Atchison, Topeka & Santa Fé Railroad v. Shaft

Motion for Rehearing.

This case is reported in 33 Kas., pp. 521, et seq., where the facts found by the trial court are fully stated. May 16, 1885, the railroad company filed a motion for a rehearing. February 4, 1886, this motion was overruled — Horton, C. J., dissenting, and filing the following opinion:

I do not agree with my brethren in refusing a rehearing. In the words of the opinion originally delivered, “ In the nature of things, there must be some limitations upon the terms of the language used in chapter 94, Laws of 1874.” (33 Kas. 521.) It is conceded in that opinion that railroad companies are absolved from complying with the express terms of the statute where some paramount interest of the public intervenes, or some paramount obligation or duty to the public rests upon the railroad companies, rendering it improper for them to fence their roads. Thus, it is improper for a railroad company to fence its road where the same crosses a public street or highway; and this is true even where the place crossed is only a highway de facto. A railroad depot is of such a public character that it is improper for a railroad company to fence its road at such a place.

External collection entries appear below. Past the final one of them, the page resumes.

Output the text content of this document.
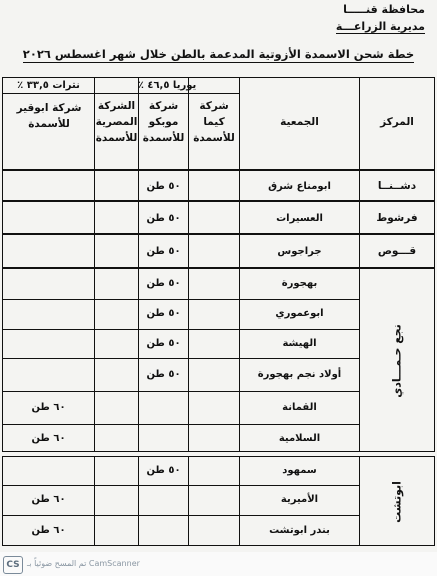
محافظة قنـــــا
مديرية الزراعـــة
خطة شحن الاسمدة الأزوتية المدعمة بالطن خلال شهر اغسطس ٢٠٢٦
المركز
الجمعية
يوريا ٤٦,٥ ٪
شركة كيما للأسمدة
شركة موبكو للأسمدة
الشركة المصرية للأسمدة
نترات ٣٣,٥ ٪
شركة ابوقير للأسمدة
دشــنــا
ابومناع شرق
٥٠ طن
فرشوط
العسيرات
٥٠ طن
قـــوص
جراجوس
٥٠ طن
نجع حـمـــادي
بهجورة
٥٠ طن
ابوعموري
٥٠ طن
الهيشة
٥٠ طن
أولاد نجم بهجورة
٥٠ طن
القمانة
٦٠ طن
السلامية
٦٠ طن
ابوتشت
سمهود
٥٠ طن
الأميرية
٦٠ طن
بندر ابوتشت
٦٠ طن
CS تم المسح ضوئياً بـ CamScanner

I go further, and am of the opinion that the railroad company was not required to fence the place where the animal in *712this case was killed. The animal got upon the station grounds of the company from a public highway, and was killed at a place which formed a part of the station grounds and was within the switch limits of the station of the company. The court finds that this place could not have been fenced or inclosed to keep out cattle, without putting in cattle-guards within the switch limits, and that putting in cattle-guards would have been dangerous to the lives of the employés of the railroad company, who would be obliged to switch at that place for the purpose of side-tracking and making up trains.

The stock law of Indiana, so far as any question here is involved, is similar to ours. (Railroad Co. v. Mower, 16 Kas. 573; §§4027, 4032, Rev. Stats, of Indiana, 1881.)

In the case of Railroad Co. v. Willis, 93 Ind. 507, it is held:

“A railroad company is not required by the statute, § 4031, R. S., 1881, to fence its road at places where such fence interferes with its own rights in operating its road or transacting its business, nor where the rights of the public in traveling or doing business with the company are interfered with, or where such fencing would imperil the lives of its employés, and no recovery can be had under the statute for stock killed by its locomotives or cars at such places on the line of its road.”

In Railway Co. v. Kneadle, 94 Ind. 454, it is said:

“The adjudged cases declare that a railroad company is liable to its servants if it negligently or wrongfully makes unsafe and dangerous places in its tracks. Its duty, with respect to its tracks, is much the same as that to which it is held respecting its machinery. In the recent case of Railroad Co. v. Willis, 93 Ind. 507, we held that a railroad company was not bound to place cattle-guards where they would endanger the lives of their employés. It seems to us that any other conclusion would be radically wrong, for it would place the company in the dilemma of becoming liable to its servants, if it constructed cattle-pits at places where they would be dangerous, and liable to cattle-owners if it neglected to provide such guards.”

Michigan has a similar statute. (Plowell’s Annotated Statutes, 1882, § 3377.) The supreme court of that state, in deciding McGrath v. Railroad Co., 24 N. W. Rep. 854, said:

*713“The only question in this case is, whether the injury was clone at such a place as the defendant was not required by law to fence. The plaintiff concedes that depot and station grounds proper, to the extent actually used for the legitimate business of the road and a public depot, are not required to be fenced. He insists, however, that Dollarville is a saw-mill station in a new and not much improved country, and although a depot was erected and used occasionally by others, it was used principally by the American Lumber Company, and for its accommodation ; and that the grounds north of the main track were never used as depot grounds, neither did the necessities or convenience of the public nor the railroad company require them for such use at the time the plaintiff’s property was injured; and that whether or not such necessity did exist, and whether the place where the cow came upon the company’s grounds was depot and station grounds, were facts to be found by the jury. The convenience of the public, as well as that of the company, is the reason why the statute requiring the defendant to fence its track should not apply to depot and station grounds, and it would require legislative action to induce courts to hold otherwise. . . .
“"What amount of land may be taken and held for the use of a railroad company in the exercise of its franchise is always settled when it secures its right-of-way, and when it is once acquired the company may designate and set apart so much thereof as it may deem necessary and proper for depot and station purposes, as the exigencies of its business may require at the points where it located its stations.”

The cases of Railroad Co. v. Willis, Railway Co. v. Kneadle, and McGrath v. Railroad Co., were not cited or referred to upon the first presentation of this case to the court.